ANNA VIRGINIA BALLOUSSIER - Folha de São Paulo
Premiada ou altruísta, a delação veio para ficar. Ela é, afinal, uma das
ferramentas mais poderosas que investigadores têm para desbaratar um
esquema de corrupção, afirma a socióloga americana Beatrice Edwards.
O mensageiro não carrega a mais nobre das intenções? Tudo bem: se sua
mensagem contém informações críticas ao interesse público, é o que
conta, diz à Folha. "Alguém ter um interesse por trás, isso não importa
tanto. O que importa é se a pessoa está contando a verdade."
Edwards fala nesta quarta-feira (15) em São Paulo, a convite do Centro
de Liderança e Inovação, do Insper, sobre dilemas éticos que envolvem as
duas pontas dessa corda: o informante e o investigador. (As inscrições
para o evento já estão encerradas.) A Operação Lava Jato, a qual a
convidada diz acompanhar pelo noticiário, entrará no debate.
Ela é analista-sênior do GAP, sigla em inglês para Projeto de
Responsabilidade Governamental, que desde 1977 zela pela proteção de
informantes. Pela entidade, já foi ao socorro de Edward Snowden,
ex-empregado da Agência de Segurança Nacional dos EUA que vazou
documentos secretos para expor programas de vigilância de seu governo –o
que incluía espionar a brasileira Dilma Rousseff e a alemã Angela
Merkel.
Herói para alguns, traidor para outros, Snowden é um clássico
"whistleblower" ("soprador de apito", jargão para informantes), por ter
feito o que fez "por estar enojado com o aparato de segurança", afirma
Edwards –adepta de uma imagem romântica questionada por livros como "How
America Lost its Secrets" (como a América perdeu seus segredos), que
pinta um Snowden obcecado com o estrelato global.
Réus que colaboraram com a Justiça na Lava Jato, em troca de penas
menores, configuram outro tipo de delator. Mas, para ela, a história
também é feita a partir de motivações mais egoístas.

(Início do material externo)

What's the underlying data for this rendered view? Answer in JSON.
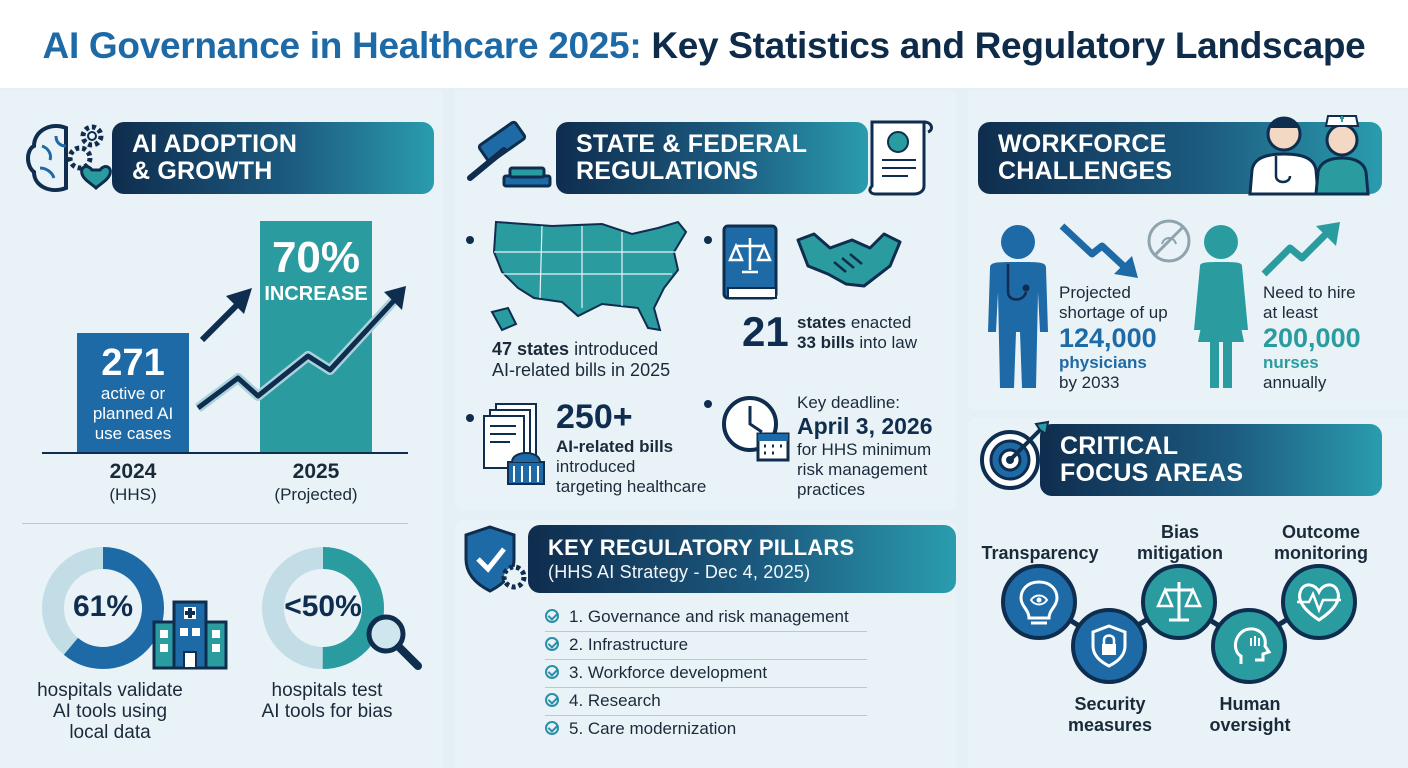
{
  "title": {
    "part1": "AI Governance in Healthcare 2025:",
    "part2": "Key Statistics and Regulatory Landscape"
  },
  "adoption": {
    "heading_line1": "AI ADOPTION",
    "heading_line2": "& GROWTH",
    "bar_2024": {
      "value": "271",
      "desc_line1": "active or",
      "desc_line2": "planned AI",
      "desc_line3": "use cases",
      "year": "2024",
      "note": "(HHS)"
    },
    "bar_2025": {
      "value": "70%",
      "desc": "INCREASE",
      "year": "2025",
      "note": "(Projected)"
    },
    "donut_validate": {
      "value": "61%",
      "fraction": 0.61,
      "label_line1": "hospitals validate",
      "label_line2": "AI tools using",
      "label_line3": "local data"
    },
    "donut_bias": {
      "value": "<50%",
      "fraction": 0.5,
      "label_line1": "hospitals test",
      "label_line2": "AI tools for bias"
    }
  },
  "regulations": {
    "heading_line1": "STATE & FEDERAL",
    "heading_line2": "REGULATIONS",
    "states_introduced": {
      "number": "47 states",
      "text1": "introduced",
      "text2": "AI-related bills in 2025"
    },
    "states_enacted": {
      "number": "21",
      "text1a": "states",
      "text1b": "enacted",
      "text2a": "33 bills",
      "text2b": "into law"
    },
    "bills": {
      "number": "250+",
      "text1": "AI-related bills",
      "text2": "introduced",
      "text3": "targeting healthcare"
    },
    "deadline": {
      "text1": "Key deadline:",
      "date": "April 3, 2026",
      "text2": "for HHS minimum",
      "text3": "risk management",
      "text4": "practices"
    }
  },
  "pillars": {
    "heading": "KEY REGULATORY PILLARS",
    "subheading": "(HHS AI Strategy - Dec 4, 2025)",
    "items": [
      "1. Governance and risk management",
      "2. Infrastructure",
      "3. Workforce development",
      "4. Research",
      "5. Care modernization"
    ]
  },
  "workforce": {
    "heading_line1": "WORKFORCE",
    "heading_line2": "CHALLENGES",
    "physicians": {
      "text1": "Projected",
      "text2": "shortage of up",
      "number": "124,000",
      "role": "physicians",
      "text3": "by 2033"
    },
    "nurses": {
      "text1": "Need to hire",
      "text2": "at least",
      "number": "200,000",
      "role": "nurses",
      "text3": "annually"
    }
  },
  "focus": {
    "heading_line1": "CRITICAL",
    "heading_line2": "FOCUS AREAS",
    "transparency": "Transparency",
    "bias_line1": "Bias",
    "bias_line2": "mitigation",
    "outcome_line1": "Outcome",
    "outcome_line2": "monitoring",
    "security_line1": "Security",
    "security_line2": "measures",
    "human_line1": "Human",
    "human_line2": "oversight"
  },
  "colors": {
    "navy": "#0f2d4e",
    "blue": "#1e6aa6",
    "teal": "#2a9ca0",
    "light_bg": "#e9f3f7"
  }
}
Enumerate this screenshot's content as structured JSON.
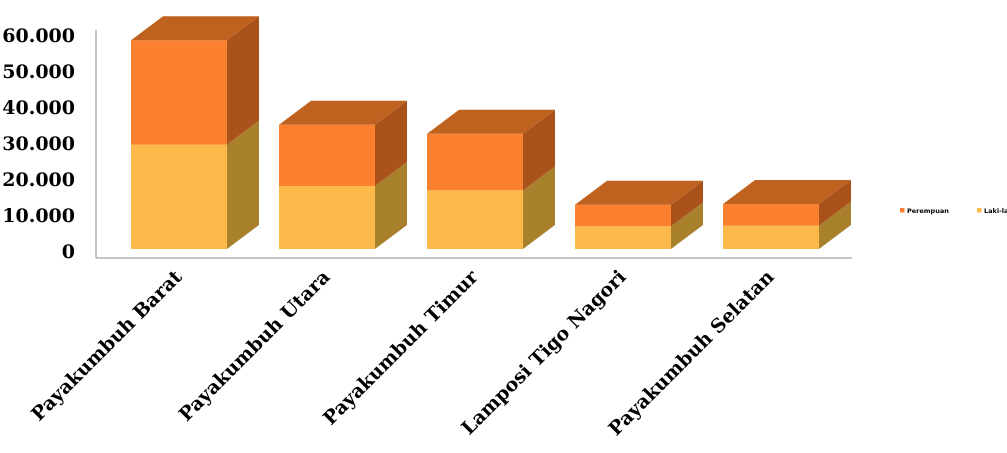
{
  "chart_data": {
    "type": "bar",
    "stacked": true,
    "three_d": true,
    "title": "",
    "xlabel": "",
    "ylabel": "",
    "categories": [
      "Payakumbuh Barat",
      "Payakumbuh Utara",
      "Payakumbuh Timur",
      "Lamposi Tigo Nagori",
      "Payakumbuh Selatan"
    ],
    "series": [
      {
        "name": "Laki-laki",
        "values": [
          29000,
          17500,
          16300,
          6300,
          6500
        ],
        "color": "#FDB94A",
        "side_color": "#A9802C"
      },
      {
        "name": "Perempuan",
        "values": [
          29000,
          17000,
          15700,
          6000,
          6000
        ],
        "color": "#FB8130",
        "side_color": "#A9521B",
        "top_color": "#C0621F"
      }
    ],
    "ylim": [
      0,
      60000
    ],
    "yticks": [
      "0",
      "10.000",
      "20.000",
      "30.000",
      "40.000",
      "50.000",
      "60.000"
    ],
    "ytick_values": [
      0,
      10000,
      20000,
      30000,
      40000,
      50000,
      60000
    ],
    "grid": false,
    "legend_position": "right"
  }
}
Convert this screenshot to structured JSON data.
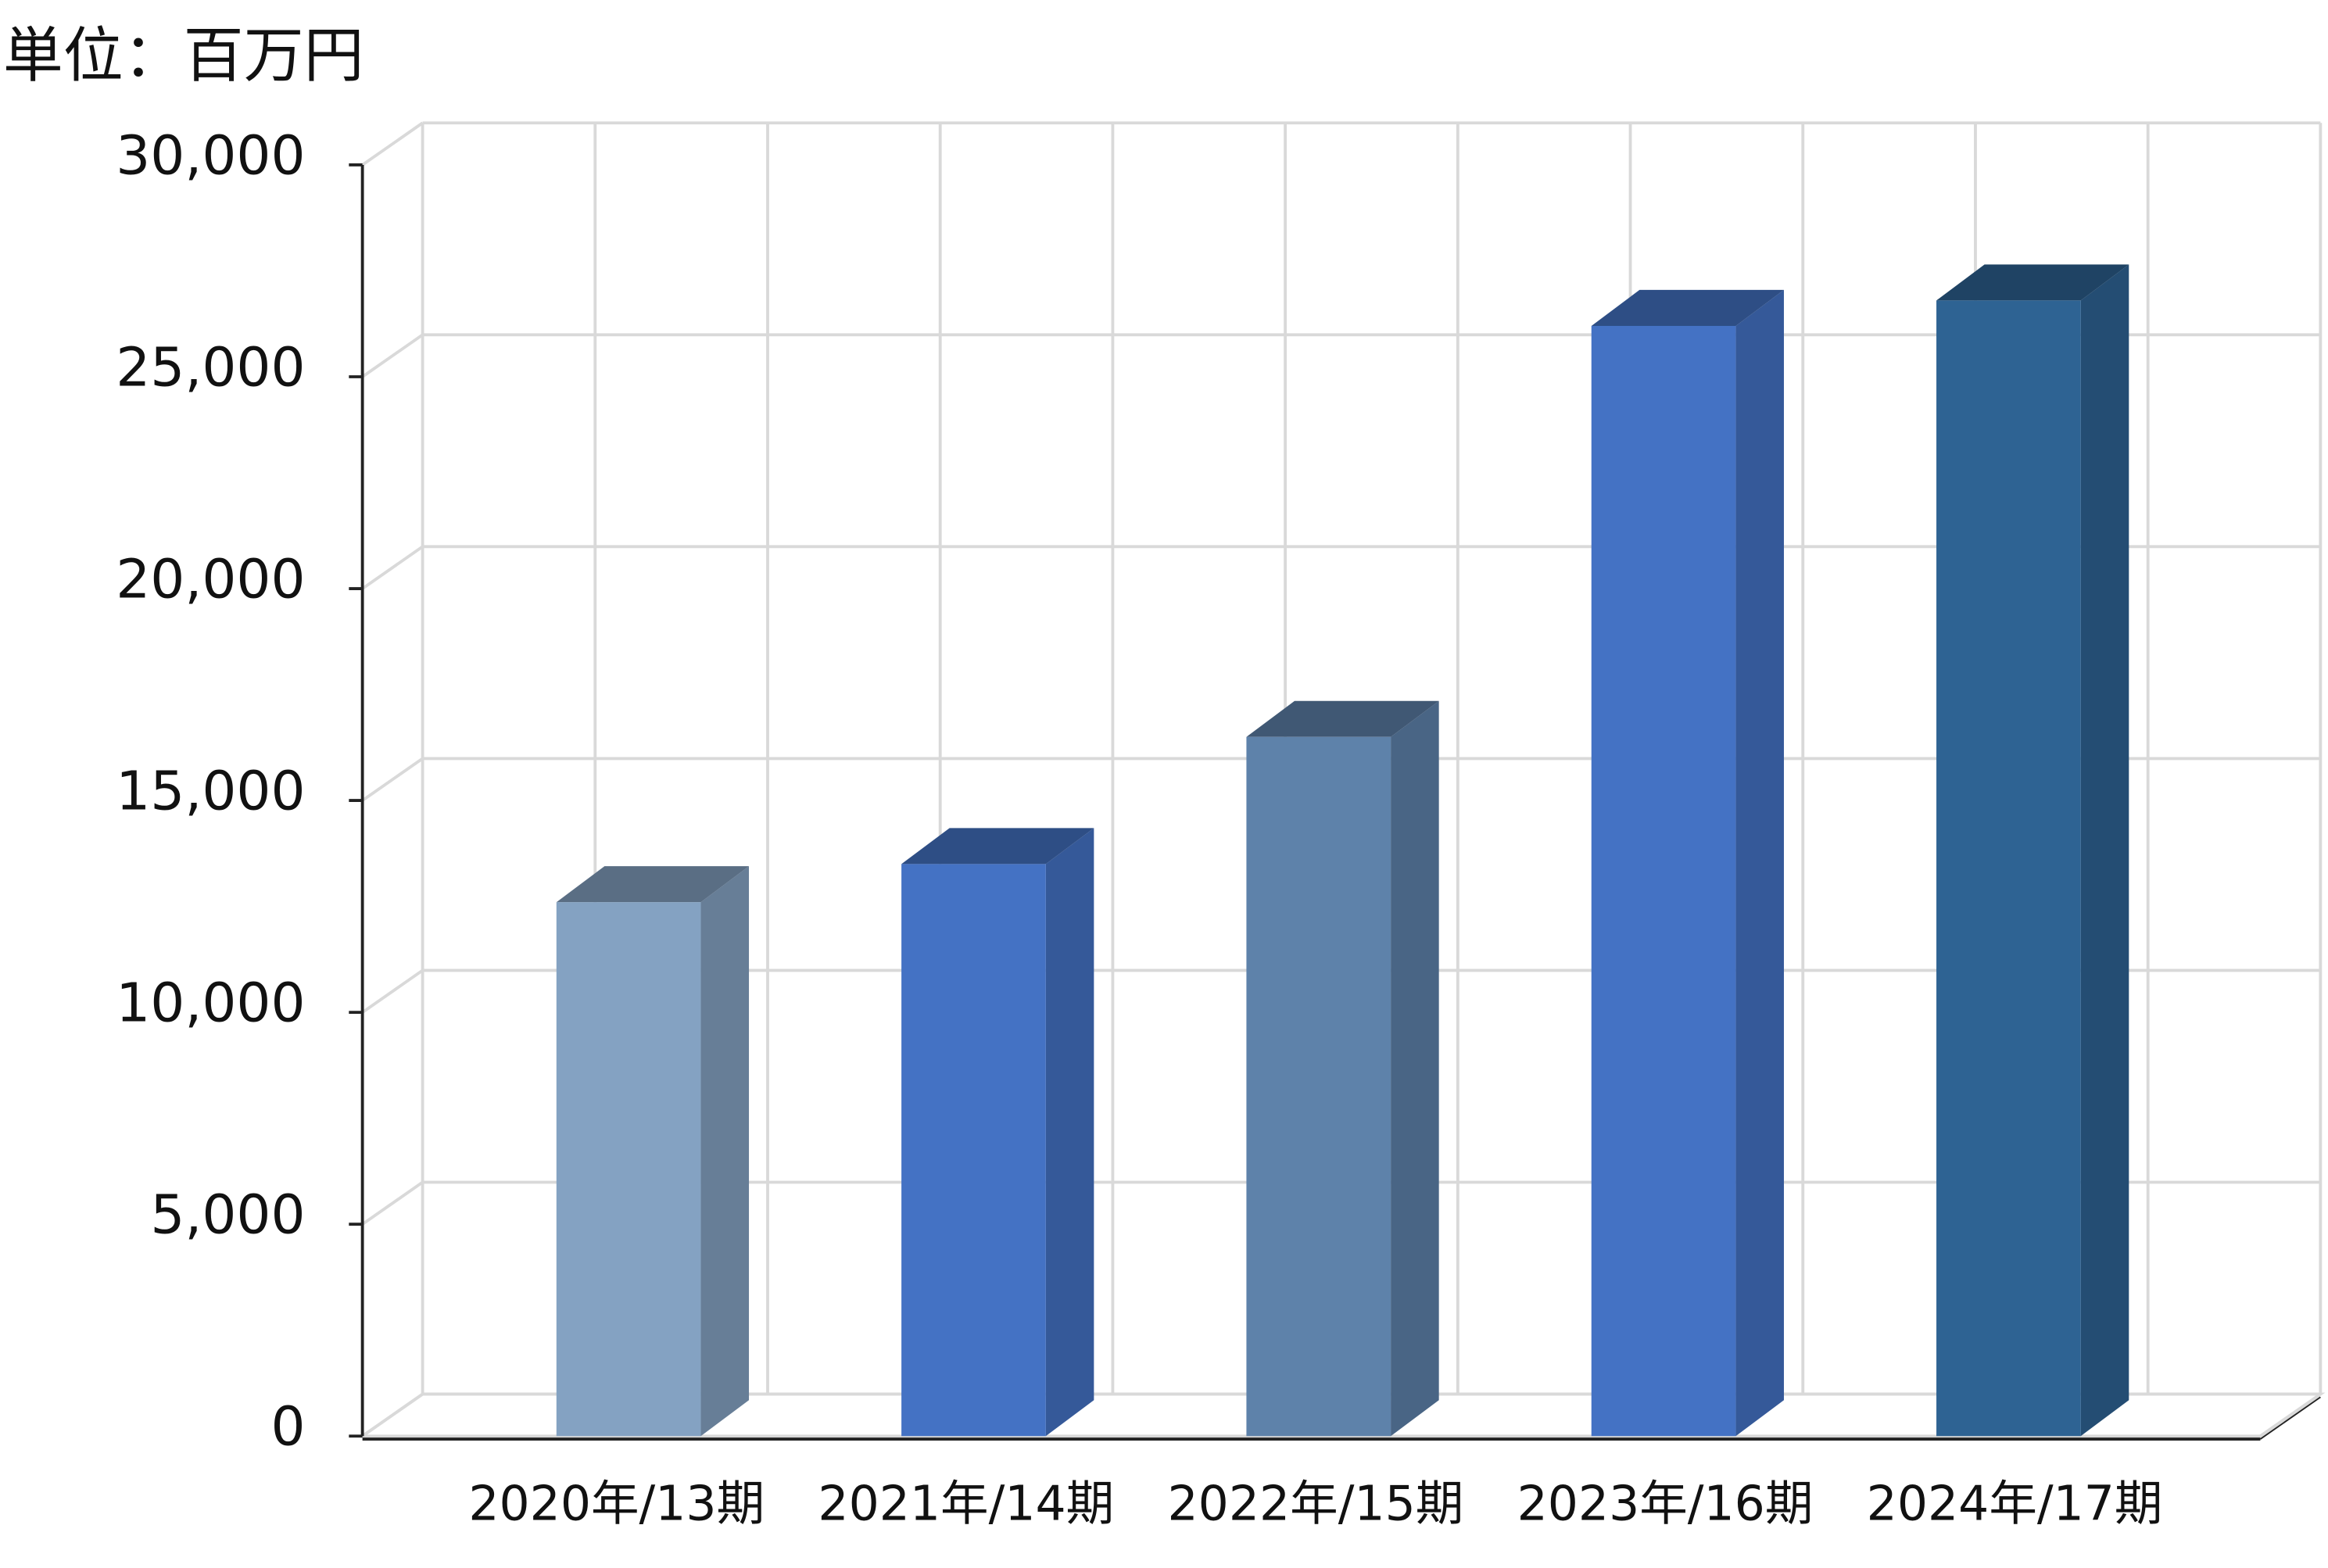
{
  "chart_data": {
    "type": "bar3d",
    "title": "単位：百万円",
    "categories": [
      "2020年/13期",
      "2021年/14期",
      "2022年/15期",
      "2023年/16期",
      "2024年/17期"
    ],
    "values": [
      12600,
      13500,
      16500,
      26200,
      26800
    ],
    "colors": [
      "#84a2c2",
      "#4472c4",
      "#5e82aa",
      "#4472c4",
      "#2e6393"
    ],
    "ylim": [
      0,
      30000
    ],
    "yticks": [
      0,
      {
        "value": 5000,
        "label": "5,000"
      },
      {
        "value": 10000,
        "label": "10,000"
      },
      {
        "value": 15000,
        "label": "15,000"
      },
      {
        "value": 20000,
        "label": "20,000"
      },
      {
        "value": 25000,
        "label": "25,000"
      },
      {
        "value": 30000,
        "label": "30,000"
      }
    ],
    "grid": true
  }
}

Veja o caso do mais famoso "whistleblower" dos EUA. Número dois do FBI
nos anos 1970, Mark Felt vazou informações que culminaram no escândalo
Watergate e na renúncia de Richard Nixon.
Por décadas, para o público Felt era só um pseudônimo: Garganta
Profunda. Em 2005, aos 91 anos, ele revelou sua identidade (morreria
três anos depois). Depois veio à tona que, além de querer jogar a
corrupção do governo no ventilador, Felt também expurgava uma frustração
pessoal."Ele estava zangado porque haviam lhe negado uma promoção [no
FBI]."
Nos EUA, a figura do informante ganha ares de "lobo solitário, o caubói
que entra na cidade e expõe o xerife corrupto", afirma a socióloga.
Delatores da Lava Jato não ganharam tratamento parecido no Brasil. Nem por isso deixam de ter seu valor.
Para Edwards, ainda que o denunciante esteja envolvido com malfeitos,
sem sua ajuda uma investigação pode empacar. "Quando há um esquema muito
complicado, com considerável montante de dinheiro se movendo,
precisamos de algum tipo de orientação interna."
Exemplo: o FBI conseguiu derrubar a Cosa Nostra ao convencer mafiosos de
diferentes níveis hierárquicos a suspender a "omertà", termo para um
pacto de silêncio entre o crime organizado.
Relatório da ONU mostra que a informação de dentro é "a principal
ferramenta para desfraldar atividades fraudulentas" –é a origem de 40%
das investigações, segundo levantamento de 2014 com 2.410 casos de 114
países.
Algumas impressões da estudiosa sobre a operação: o juiz Sergio Moro é
"muito corajoso", e ver Marcelo Odebrecht preso "é uma tremenda
conquista".
A acadêmica critica eventuais abusos do Judiciário, como estender a
prisão de acusados para pressioná-los a aderir à delação premiada,
acusação comum entre advogados de defesa da Lava Jato.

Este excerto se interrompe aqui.